On July 26, 2018, the Department of Labor’s Occupational Health and Safety Administration (OSHA) released their proposed changes in OSHA’s recordkeeping standards. The changes can be broken down into two separate parts:
- The proposal would rescind the requirement for establishments with 250+ employees to electronically submit information from OSHA Forms 300 and 301.
In May 2016, OSHA amended its recordkeeping standards by enforcing establishments with 250 or more employees to electronically submit information from OSHA Forms 300, 300a, and 301. This proposal would eliminate the need to submit OSHA Forms 300 and 301 but would still require those establishment to submit information electronically from their OSHA Form 300a. By doing this, OSHA hopes to reduce the risk of worker privacy, the burden on employers of submitting the data, and the burden on OSHA to collect, process, analyze, distribute, and programmatically apply the data.
- The proposal would add a requirement for employers to submit their Employer Identification Number (EIN) along with their injury and illness data.
An Employer Identification Number (EIN) is also known as a Federal Tax Identification Number and is used to identify a business entity. By collecting an employer’s EIN, OSHA can match an employer’s Form 300a data to the data collected by the Bureau of Labor Statistics (BLS) for the Survey of Occupational Injury and Illness (SOII). The SOII is a survey that provides an estimate of the number of work related injuries and illnesses and a measure of their frequency. Every year, the SOII randomly selects a sample of employers and requests data on non-fatal injuries and illnesses. If selected by the SOII, participation is mandated by OSHA. As it stands, the BLS cannot release establishment-specific data to OSHA or the general public. With this proposal, OSHA hopes to reduce the burden on employers by allowing the BLS to use the OSHA-collected data in the SOII. Furthermore, OSHA could use the employers’ EINs to reduce errors in submission and link multiple years of data submission from the same employer.

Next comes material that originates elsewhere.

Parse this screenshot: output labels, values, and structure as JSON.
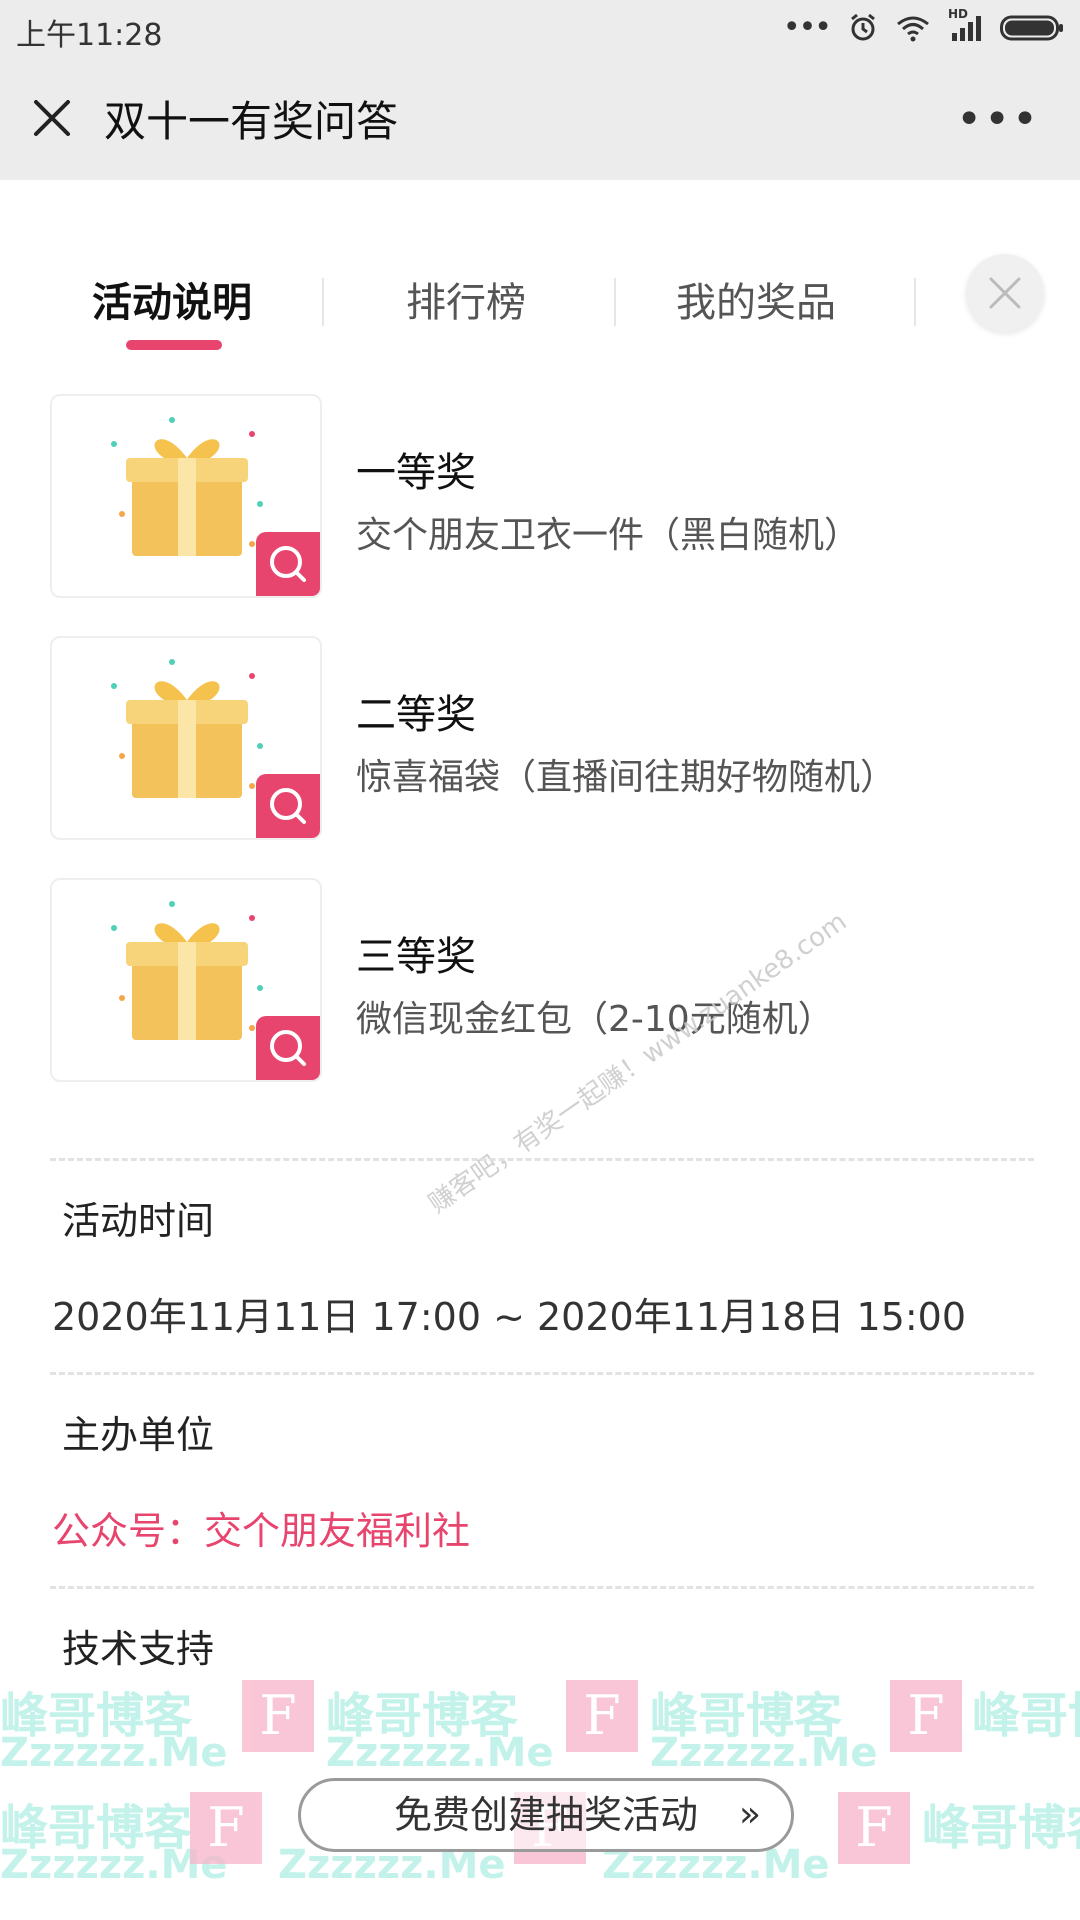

OSHA is accepting public comments for this proposed rule change until September 28, 2018.
Author’s note: The information contained in this article is for general educational information only. This information does not constitute legal advice, is not intended to constitute legal advice, nor should it be relied upon as legal advice for your specific factual pattern or situation. Regulations and laws may vary depending on your location. Consult with a licensed attorney in your area if you wish to obtain legal advice and/or counsel for a particular legal issue.